Of 15 judges on the court, 14 were picked by Law and Justice for nine-year terms, three of them chosen in a manner that violates Polish law.
This has led some legal scholars to declare that the court itself is illegitimate and that the abortion ruling has no legal validity. Many critics now refer to the court as “Julia Przylebska’s tribunal,” a reference to the court president who is a Law and Justice party loyalist.
“This is an ineffective ruling from the constitutional court. It has no legal consequences,” said Michal Wawrykiewicz, a lawyer with Free Courts, an initiative fighting for rule of law.
Wawrykiewicz said the ruling is likely to unleash legal chaos because the government will treat it as legally binding but many doctors will not. If doctors are sued for performing abortions of damaged fetuses, they will be sued in lower courts, where judges have maintained a large degree of independence and can be expected to rule in their favor.

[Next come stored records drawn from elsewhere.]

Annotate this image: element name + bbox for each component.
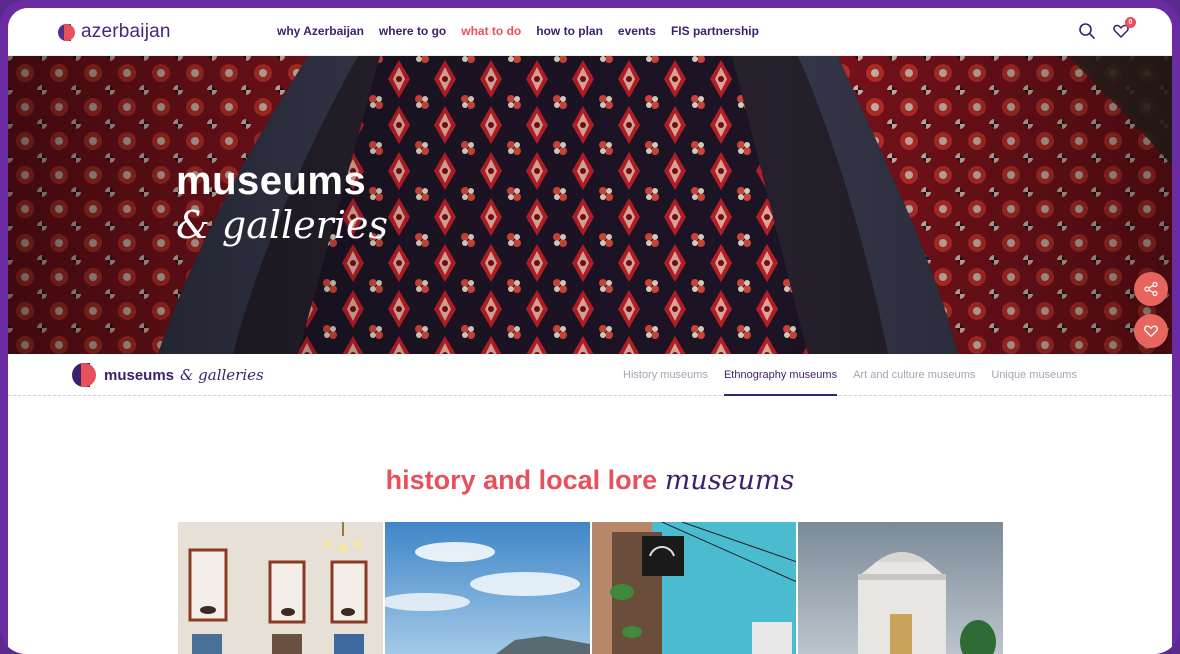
section-subnav: museums & galleries History museums Ethn… (8, 354, 1172, 396)
save-favorite-button[interactable] (1134, 314, 1168, 348)
museum-interior-image (178, 522, 383, 654)
nav-how-to-plan[interactable]: how to plan (536, 24, 603, 38)
museum-card[interactable] (591, 522, 797, 654)
sky-landscape-image (384, 522, 590, 654)
brand-mark-icon (72, 363, 96, 387)
museum-card[interactable] (384, 522, 590, 654)
hero-title-italic: & galleries (176, 203, 388, 247)
browser-viewport: azerbaijan why Azerbaijan where to go wh… (8, 8, 1172, 654)
share-icon (1144, 281, 1158, 297)
nav-what-to-do[interactable]: what to do (461, 24, 521, 38)
subnav-brand-italic: & galleries (180, 366, 264, 384)
logo-text: azerbaijan (81, 21, 171, 42)
hero-banner: museums & galleries (8, 56, 1172, 354)
tab-art-culture-museums[interactable]: Art and culture museums (853, 354, 975, 396)
header-actions: 0 (1078, 17, 1136, 40)
museum-card[interactable] (798, 522, 1003, 654)
museum-card[interactable] (178, 522, 383, 654)
section-title-italic: museums (664, 465, 795, 496)
search-icon[interactable] (1078, 22, 1096, 40)
tab-ethnography-museums[interactable]: Ethnography museums (723, 354, 838, 396)
nav-where-to-go[interactable]: where to go (379, 24, 446, 38)
mausoleum-image (798, 522, 1003, 654)
main-nav: why Azerbaijan where to go what to do ho… (277, 24, 774, 38)
section-title: history and local lore museums (8, 463, 1172, 498)
nav-why-azerbaijan[interactable]: why Azerbaijan (277, 24, 364, 38)
device-frame: azerbaijan why Azerbaijan where to go wh… (0, 0, 1180, 654)
top-navigation: azerbaijan why Azerbaijan where to go wh… (8, 8, 1172, 56)
site-logo[interactable]: azerbaijan (58, 20, 171, 44)
section-title-bold: history and local lore (385, 465, 658, 495)
tab-history-museums[interactable]: History museums (623, 354, 708, 396)
museum-cards (178, 522, 1003, 654)
hero-title-bold: museums (176, 159, 367, 203)
favorites-count-badge: 0 (1125, 17, 1136, 28)
hero-title: museums & galleries (176, 160, 388, 248)
subnav-brand-bold: museums (104, 366, 175, 384)
tab-unique-museums[interactable]: Unique museums (991, 354, 1077, 396)
nav-events[interactable]: events (618, 24, 656, 38)
logo-mark-icon (58, 23, 75, 41)
heart-icon (1144, 325, 1158, 337)
street-view-image (591, 522, 797, 654)
share-button[interactable] (1134, 272, 1168, 306)
subnav-brand[interactable]: museums & galleries (72, 363, 264, 387)
favorites-button[interactable]: 0 (1112, 17, 1136, 40)
museum-category-tabs: History museums Ethnography museums Art … (623, 354, 1093, 396)
nav-fis-partnership[interactable]: FIS partnership (671, 24, 759, 38)
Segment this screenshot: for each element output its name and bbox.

Ultimately the issue will need to be resolved by the EU’s Court of Justice.
A YOUTH REVOLT
While traditionally conservative, Poland has also been undergoing massive social changes under the influence of EU membership, which has led many Poles to travel and study abroad, and of popular culture influences such as Netflix.
The protests of the past week have been dominated by young people, who believe that the abortion ruling infringes on their liberties.
Dominika Stankiewicz, a 26-year-old who was handing out protest stickers and posters in Warsaw's Mokotow district on Thursday, said abortion is the only issue that has ever brought her to the streets to protests.
“This is too much right now,” she said.
WHAT HAPPENS NEXT?
With society in upheaval, people are discussing ways out.
President Andrzej Duda on Friday proposed a bill that would allow abortions in cases where the fetus is so deformed that it could not survive after birth, but ban them for Down syndrome.
Women's rights activists and opposition politicians immediately condemned that idea.
Protest organizers are now pushing for the government to resign and a liberal abortion law to be passed — though neither seem like realistic prospects now.
Some people are saying that the matter should be decided in a referendum.